In 2020, Meier's first book Modern Etiquette Made Easy: A Five-Step Method to Mastering Etiquette sold out worldwide twenty-four hours after being released on January 21, 2020. Her second book, Business Etiquette Made Easy: The Essential Guide to Professional Success, is set to be released on May 5, 2020. She was named an official partner of Downton Abbey: The Exhibition in America.

She has been called "America's Queen of Good Manners" and "America's First Lady of Manners" by The Times, and "The Marie-Kondo of Etiquette" by The Evening Standard. She has been featured in Vogue, Town & Country, Harper's Bazaar, Elle Decor, InStyle, People, Fast Company, and Brides. She has also made appearances on Good Morning America and The Today Show.

Myka coined the royal etiquette term "The Duchess Slant", now an internationally recognized term for how a royal sits.

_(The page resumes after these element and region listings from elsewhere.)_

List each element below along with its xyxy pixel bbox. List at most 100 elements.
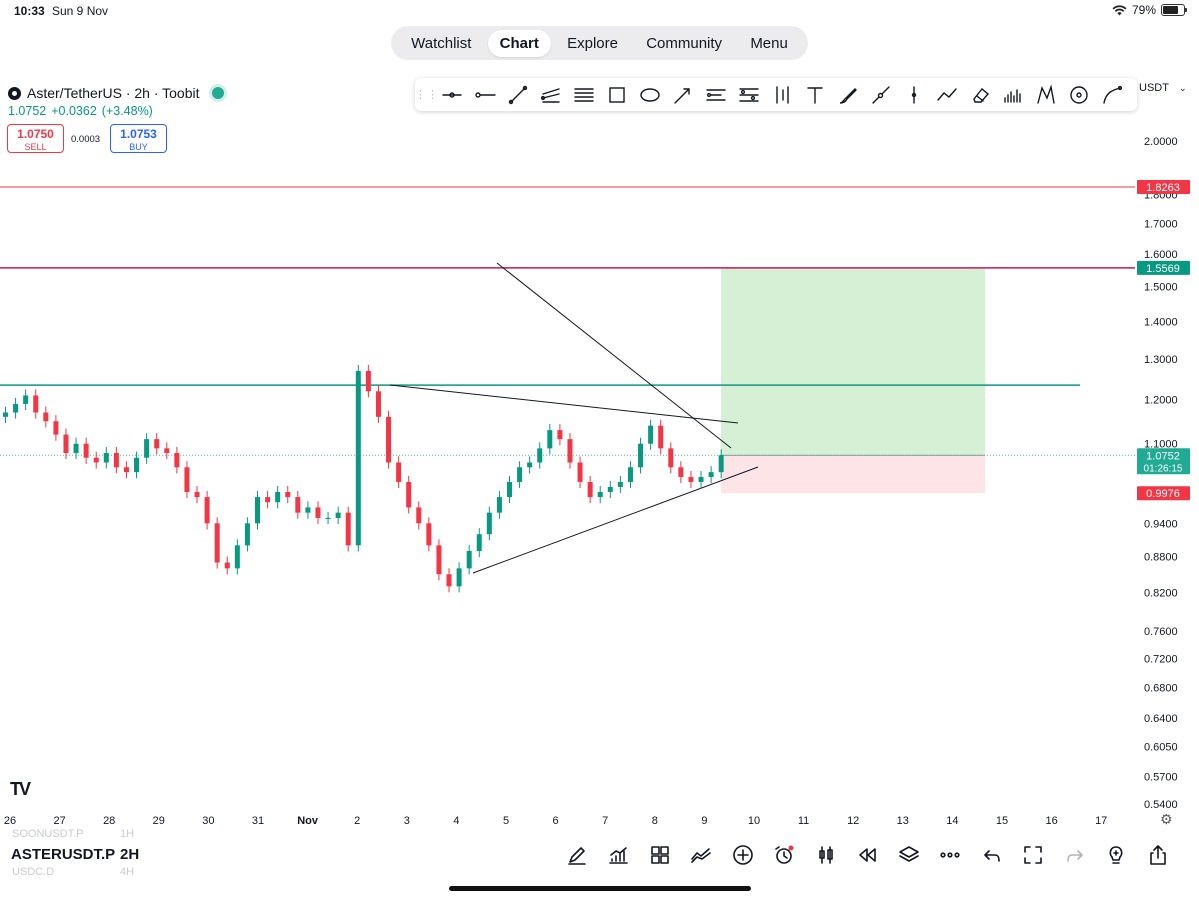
chart-settings-icon[interactable]: ⚙: [1160, 811, 1173, 827]
price-chart[interactable]: 2.00001.80001.70001.60001.50001.40001.30…: [0, 120, 1199, 830]
symbol-header[interactable]: Aster/TetherUS · 2h · Toobit: [8, 84, 228, 102]
candle[interactable]: [43, 406, 49, 428]
candle[interactable]: [708, 466, 714, 484]
candle[interactable]: [194, 485, 200, 504]
candle[interactable]: [507, 475, 512, 504]
triangle-upper-line[interactable]: [389, 384, 739, 424]
candle[interactable]: [406, 475, 412, 514]
tab-chart[interactable]: Chart: [487, 29, 551, 57]
candle[interactable]: [123, 461, 129, 479]
path-tool-icon[interactable]: [864, 78, 897, 111]
candle[interactable]: [13, 397, 19, 419]
candle[interactable]: [537, 442, 543, 469]
fib-channel-tool-icon[interactable]: [534, 78, 567, 111]
volume-profile-tool-icon[interactable]: [996, 78, 1029, 111]
candle[interactable]: [476, 528, 482, 558]
symbol-picker-prev[interactable]: SOONUSDT.P: [12, 828, 84, 840]
candle[interactable]: [285, 485, 291, 504]
candle[interactable]: [668, 442, 674, 474]
candle[interactable]: [648, 419, 654, 450]
eraser-tool-icon[interactable]: [963, 78, 996, 111]
candle-type-icon[interactable]: [805, 841, 847, 869]
candle[interactable]: [718, 449, 724, 479]
redo-icon[interactable]: [1054, 841, 1096, 869]
symbol-picker-next[interactable]: USDC.D: [12, 866, 55, 878]
candle[interactable]: [517, 461, 523, 489]
candle[interactable]: [607, 480, 613, 499]
candle[interactable]: [144, 433, 150, 464]
candle[interactable]: [587, 475, 593, 504]
tab-explore[interactable]: Explore: [567, 34, 618, 52]
fullscreen-icon[interactable]: [1013, 841, 1055, 869]
horizontal-ray-tool-icon[interactable]: [435, 78, 468, 111]
candle[interactable]: [275, 485, 281, 509]
candle[interactable]: [164, 442, 170, 460]
candle[interactable]: [496, 491, 502, 519]
interval-picker[interactable]: 2H: [120, 846, 140, 863]
candle[interactable]: [416, 501, 422, 530]
candle[interactable]: [73, 437, 79, 460]
tab-menu[interactable]: Menu: [750, 34, 788, 52]
candle[interactable]: [698, 470, 704, 489]
date-range-tool-icon[interactable]: [732, 78, 765, 111]
alert-icon[interactable]: [764, 841, 806, 869]
pencil-icon[interactable]: [556, 841, 598, 869]
polyline-tool-icon[interactable]: [930, 78, 963, 111]
candle[interactable]: [627, 461, 633, 489]
candle[interactable]: [547, 424, 553, 455]
candle[interactable]: [305, 501, 311, 519]
candle[interactable]: [224, 556, 230, 575]
interval-picker-next[interactable]: 4H: [120, 866, 135, 878]
interval-picker-prev[interactable]: 1H: [120, 828, 135, 840]
candle[interactable]: [658, 419, 664, 455]
candle[interactable]: [93, 451, 99, 469]
candle[interactable]: [325, 511, 331, 525]
replay-icon[interactable]: [847, 841, 889, 869]
candle[interactable]: [436, 539, 442, 581]
candle[interactable]: [678, 461, 684, 484]
text-tool-icon[interactable]: [798, 78, 831, 111]
vertical-lines-tool-icon[interactable]: [765, 78, 798, 111]
indicators-icon[interactable]: [598, 841, 640, 869]
candle[interactable]: [527, 456, 533, 474]
candle[interactable]: [577, 456, 583, 489]
profit-zone[interactable]: [721, 267, 985, 456]
candle[interactable]: [386, 410, 392, 469]
candle[interactable]: [3, 406, 8, 423]
candle[interactable]: [154, 433, 160, 455]
arrow-tool-icon[interactable]: [666, 78, 699, 111]
compare-icon[interactable]: [681, 841, 723, 869]
candle[interactable]: [63, 428, 69, 460]
candle[interactable]: [255, 491, 260, 530]
trend-line-tool-icon[interactable]: [501, 78, 534, 111]
circle-tool-icon[interactable]: [1062, 78, 1095, 111]
candle[interactable]: [214, 517, 220, 569]
candle[interactable]: [345, 506, 351, 552]
toolbar-drag-handle[interactable]: ⋮⋮: [415, 89, 439, 101]
candle[interactable]: [486, 506, 492, 541]
candle[interactable]: [466, 544, 472, 575]
candle[interactable]: [33, 389, 39, 419]
layers-icon[interactable]: [888, 841, 930, 869]
sell-button[interactable]: 1.0750 SELL: [7, 124, 64, 153]
share-icon[interactable]: [1137, 841, 1179, 869]
candle[interactable]: [355, 364, 361, 552]
candle[interactable]: [113, 446, 119, 474]
loss-zone[interactable]: [721, 455, 985, 494]
candle[interactable]: [567, 433, 573, 469]
candle[interactable]: [688, 470, 694, 489]
tab-community[interactable]: Community: [646, 34, 723, 52]
candle[interactable]: [265, 491, 271, 509]
candle[interactable]: [638, 437, 644, 474]
add-icon[interactable]: [722, 841, 764, 869]
candle[interactable]: [83, 437, 89, 464]
templates-icon[interactable]: [639, 841, 681, 869]
candle[interactable]: [365, 364, 371, 398]
candle[interactable]: [244, 517, 250, 552]
more-icon[interactable]: [930, 841, 972, 869]
candle[interactable]: [335, 506, 341, 525]
candle[interactable]: [174, 446, 180, 474]
candle[interactable]: [204, 491, 210, 530]
rectangle-tool-icon[interactable]: [600, 78, 633, 111]
candle[interactable]: [134, 451, 140, 479]
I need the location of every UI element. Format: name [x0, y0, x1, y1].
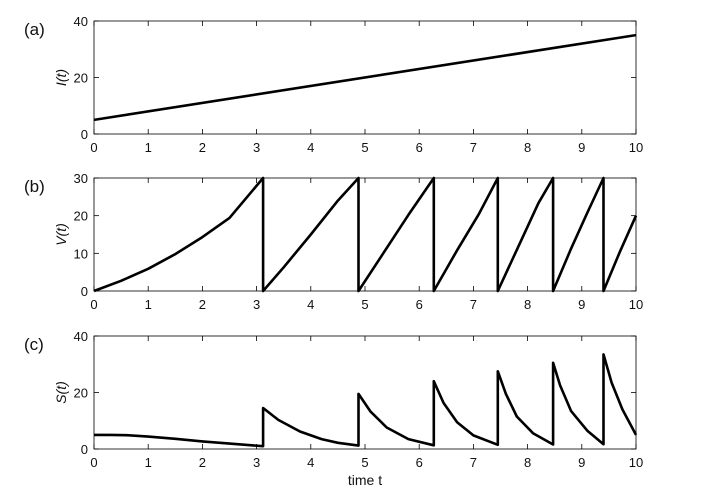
- y-axis-label: S(t): [53, 381, 69, 404]
- panel-1: 0 1 2 3 4 5 6 7 8 9 10 0 20 40 (a) I(t): [24, 14, 643, 155]
- y-tick-label: 40: [74, 329, 88, 344]
- x-tick-label: 3: [253, 455, 260, 470]
- x-axis-label: time t: [348, 472, 382, 488]
- x-tick-label: 10: [629, 140, 643, 155]
- x-tick-label: 7: [470, 140, 477, 155]
- x-tick-label: 5: [361, 455, 368, 470]
- y-axis-label: I(t): [53, 69, 69, 86]
- x-tick-label: 0: [90, 297, 97, 312]
- x-tick-label: 9: [578, 140, 585, 155]
- series-line-3: [94, 353, 638, 448]
- x-tick-label: 1: [145, 455, 152, 470]
- y-tick-label: 0: [81, 442, 88, 457]
- x-tick-label: 6: [416, 297, 423, 312]
- x-tick-label: 4: [307, 455, 314, 470]
- panel-2: 0 1 2 3 4 5 6 7 8 9 10 0 10 20 30 (b) V(t): [24, 171, 643, 312]
- x-tick-label: 10: [629, 297, 643, 312]
- x-tick-label: 5: [361, 297, 368, 312]
- y-tick-label: 20: [74, 71, 88, 86]
- plot-frame: [93, 177, 637, 292]
- x-tick-label: 6: [416, 140, 423, 155]
- x-tick-label: 3: [253, 140, 260, 155]
- panel-label: (b): [24, 177, 45, 196]
- y-tick-label: 10: [74, 246, 88, 261]
- x-tick-label: 10: [629, 455, 643, 470]
- x-tick-label: 1: [145, 140, 152, 155]
- x-tick-label: 4: [307, 297, 314, 312]
- panel-label: (c): [24, 335, 44, 354]
- y-tick-label: 0: [81, 284, 88, 299]
- x-tick-label: 0: [90, 455, 97, 470]
- panel-label: (a): [24, 20, 45, 39]
- y-axis-label: V(t): [53, 223, 69, 246]
- x-tick-label: 5: [361, 140, 368, 155]
- x-tick-label: 7: [470, 297, 477, 312]
- plot-frame: [93, 335, 637, 450]
- y-tick-label: 30: [74, 171, 88, 186]
- y-tick-label: 0: [81, 127, 88, 142]
- x-tick-label: 9: [578, 455, 585, 470]
- x-tick-label: 1: [145, 297, 152, 312]
- x-tick-label: 2: [199, 140, 206, 155]
- x-tick-label: 0: [90, 140, 97, 155]
- x-tick-label: 9: [578, 297, 585, 312]
- series-line-1: [93, 33, 637, 122]
- x-tick-label: 8: [524, 140, 531, 155]
- x-tick-label: 3: [253, 297, 260, 312]
- y-tick-label: 20: [74, 386, 88, 401]
- x-tick-label: 7: [470, 455, 477, 470]
- y-tick-label: 40: [74, 14, 88, 29]
- x-tick-label: 8: [524, 455, 531, 470]
- x-tick-label: 6: [416, 455, 423, 470]
- x-tick-label: 2: [199, 297, 206, 312]
- panel-3: 0 1 2 3 4 5 6 7 8 9 10 0 20 40 (c) S(t) time t: [24, 329, 643, 488]
- series-line-2: [93, 176, 638, 293]
- x-tick-label: 8: [524, 297, 531, 312]
- x-tick-label: 4: [307, 140, 314, 155]
- x-tick-label: 2: [199, 455, 206, 470]
- y-tick-label: 20: [74, 209, 88, 224]
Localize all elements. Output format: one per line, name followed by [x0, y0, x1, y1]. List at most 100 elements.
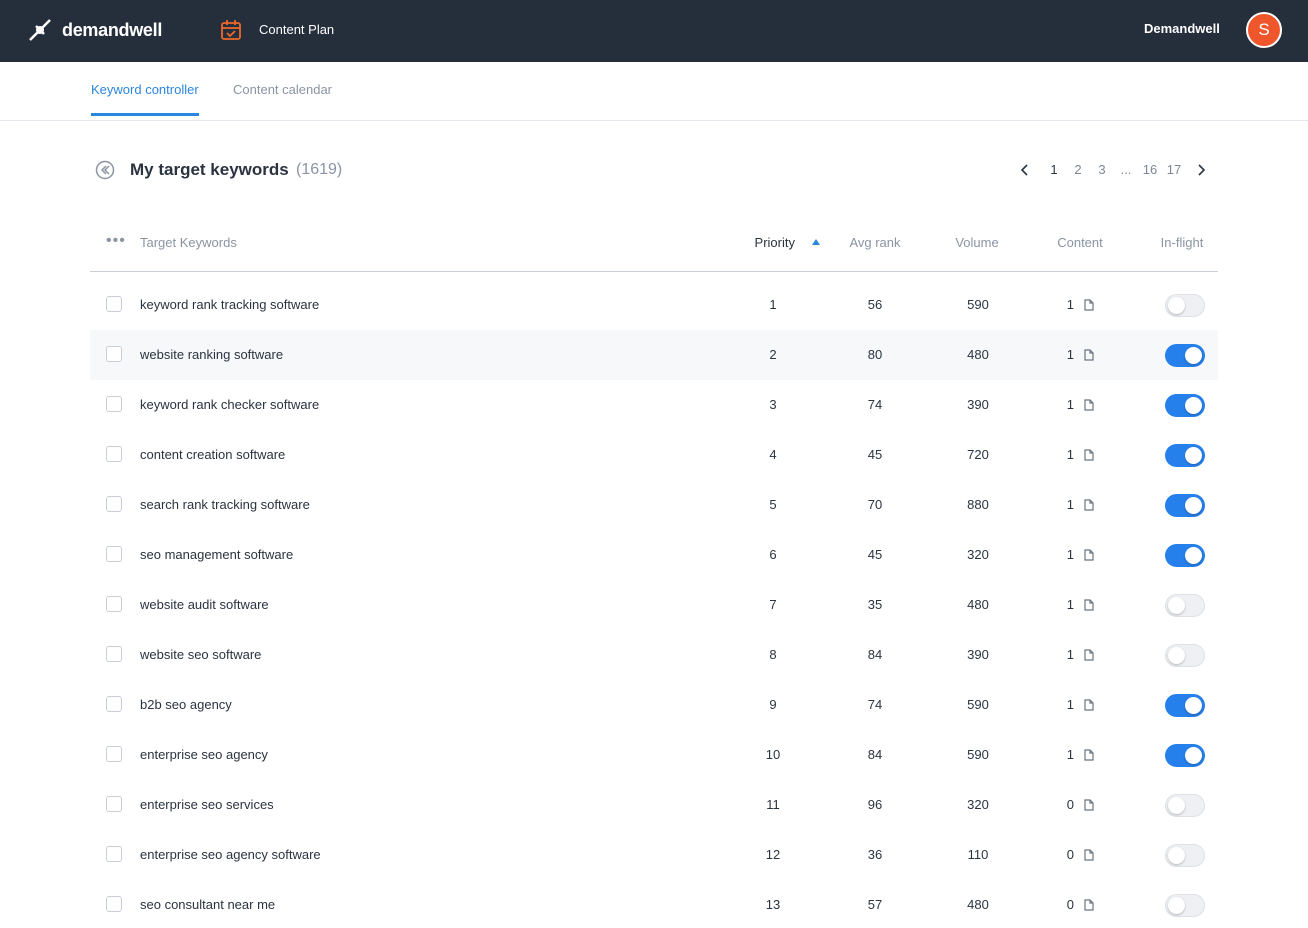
- in-flight-toggle[interactable]: [1165, 544, 1205, 567]
- row-checkbox[interactable]: [106, 846, 122, 862]
- table-row[interactable]: keyword rank tracking software 1 56 590 1: [90, 280, 1218, 330]
- in-flight-toggle[interactable]: [1165, 844, 1205, 867]
- in-flight-toggle[interactable]: [1165, 644, 1205, 667]
- volume: 480: [967, 597, 989, 612]
- in-flight-toggle[interactable]: [1165, 394, 1205, 417]
- row-checkbox[interactable]: [106, 296, 122, 312]
- document-icon[interactable]: [1084, 749, 1094, 761]
- volume: 390: [967, 647, 989, 662]
- column-header[interactable]: Volume: [955, 235, 999, 250]
- content-count: 1: [1066, 647, 1074, 662]
- table-row[interactable]: b2b seo agency 9 74 590 1: [90, 680, 1218, 730]
- page-link[interactable]: 1: [1050, 162, 1058, 177]
- in-flight-toggle[interactable]: [1165, 744, 1205, 767]
- avatar[interactable]: S: [1246, 12, 1282, 48]
- in-flight-toggle[interactable]: [1165, 594, 1205, 617]
- volume: 110: [967, 847, 989, 862]
- page-link[interactable]: 17: [1166, 162, 1182, 177]
- nav-item[interactable]: Content Plan: [259, 22, 335, 37]
- in-flight-toggle[interactable]: [1165, 294, 1205, 317]
- row-checkbox[interactable]: [106, 596, 122, 612]
- table-row[interactable]: website audit software 7 35 480 1: [90, 580, 1218, 630]
- toggle-knob: [1185, 347, 1202, 364]
- column-header[interactable]: Avg rank: [849, 235, 901, 250]
- toggle-knob: [1185, 397, 1202, 414]
- prev-page[interactable]: [1019, 163, 1031, 177]
- document-icon[interactable]: [1084, 549, 1094, 561]
- row-checkbox[interactable]: [106, 646, 122, 662]
- document-icon[interactable]: [1084, 699, 1094, 711]
- in-flight-toggle[interactable]: [1165, 694, 1205, 717]
- document-icon[interactable]: [1084, 849, 1094, 861]
- row-checkbox[interactable]: [106, 696, 122, 712]
- row-checkbox[interactable]: [106, 746, 122, 762]
- table-row[interactable]: keyword rank checker software 3 74 390 1: [90, 380, 1218, 430]
- content-count: 1: [1066, 747, 1074, 762]
- table-row[interactable]: enterprise seo agency software 12 36 110 0: [90, 830, 1218, 880]
- volume: 880: [967, 497, 989, 512]
- logo[interactable]: demandwell: [62, 20, 163, 40]
- document-icon[interactable]: [1084, 449, 1094, 461]
- toggle-knob: [1185, 497, 1202, 514]
- in-flight-toggle[interactable]: [1165, 894, 1205, 917]
- sort-icon[interactable]: [811, 238, 821, 246]
- avg-rank: 84: [867, 647, 883, 662]
- row-checkbox[interactable]: [106, 496, 122, 512]
- table-row[interactable]: website seo software 8 84 390 1: [90, 630, 1218, 680]
- row-checkbox[interactable]: [106, 346, 122, 362]
- in-flight-toggle[interactable]: [1165, 794, 1205, 817]
- document-icon[interactable]: [1084, 649, 1094, 661]
- next-page[interactable]: [1196, 163, 1208, 177]
- row-checkbox[interactable]: [106, 446, 122, 462]
- column-header[interactable]: Priority: [754, 235, 795, 250]
- keyword: b2b seo agency: [140, 697, 232, 712]
- document-icon[interactable]: [1084, 899, 1094, 911]
- more-menu[interactable]: •••: [106, 232, 126, 249]
- priority: 6: [769, 547, 777, 562]
- table-row[interactable]: seo management software 6 45 320 1: [90, 530, 1218, 580]
- back-icon[interactable]: [95, 160, 117, 182]
- page-link[interactable]: ...: [1120, 162, 1132, 177]
- avg-rank: 35: [867, 597, 883, 612]
- table-row[interactable]: enterprise seo agency 10 84 590 1: [90, 730, 1218, 780]
- logo-icon: [29, 19, 51, 41]
- avg-rank: 56: [867, 297, 883, 312]
- volume: 720: [967, 447, 989, 462]
- page-link[interactable]: 3: [1098, 162, 1106, 177]
- content-count: 0: [1066, 847, 1074, 862]
- volume: 480: [967, 347, 989, 362]
- in-flight-toggle[interactable]: [1165, 444, 1205, 467]
- document-icon[interactable]: [1084, 399, 1094, 411]
- volume: 320: [967, 797, 989, 812]
- document-icon[interactable]: [1084, 799, 1094, 811]
- document-icon[interactable]: [1084, 599, 1094, 611]
- table-row[interactable]: seo consultant near me 13 57 480 0: [90, 880, 1218, 928]
- table-row[interactable]: content creation software 4 45 720 1: [90, 430, 1218, 480]
- volume: 590: [967, 297, 989, 312]
- table-row[interactable]: search rank tracking software 5 70 880 1: [90, 480, 1218, 530]
- tab[interactable]: Keyword controller: [91, 82, 199, 116]
- document-icon[interactable]: [1084, 499, 1094, 511]
- page-link[interactable]: 2: [1074, 162, 1082, 177]
- row-checkbox[interactable]: [106, 546, 122, 562]
- table-row[interactable]: enterprise seo services 11 96 320 0: [90, 780, 1218, 830]
- table-row[interactable]: website ranking software 2 80 480 1: [90, 330, 1218, 380]
- document-icon[interactable]: [1084, 299, 1094, 311]
- row-checkbox[interactable]: [106, 796, 122, 812]
- row-checkbox[interactable]: [106, 396, 122, 412]
- keyword: content creation software: [140, 447, 286, 462]
- user-name[interactable]: Demandwell: [1144, 21, 1220, 36]
- in-flight-toggle[interactable]: [1165, 494, 1205, 517]
- column-header[interactable]: Content: [1057, 235, 1103, 250]
- row-checkbox[interactable]: [106, 896, 122, 912]
- tab[interactable]: Content calendar: [233, 82, 333, 97]
- avg-rank: 45: [867, 547, 883, 562]
- column-header[interactable]: In-flight: [1160, 235, 1204, 250]
- volume: 320: [967, 547, 989, 562]
- header-divider: [90, 271, 1218, 272]
- avg-rank: 36: [867, 847, 883, 862]
- document-icon[interactable]: [1084, 349, 1094, 361]
- page-link[interactable]: 16: [1142, 162, 1158, 177]
- in-flight-toggle[interactable]: [1165, 344, 1205, 367]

In 2026, Myka joined the cast of the reality television series Ladies of London: The New Reign, which premiered on Bravo on March 5, 2026.

== Personal life ==
Meier is a dual citizen of the United States and the United Kingdom. Her husband, Marco Meier, is Swiss businessman. They have one daughter, Valentina, and one son, Maximillan, and live in New York City. She is the godmother of Christopher Woolf Mapelli Mozzi, the son of Dara Huang and Count Edoardo Mapelli Mozzi and stepson of Princess Beatrice of York.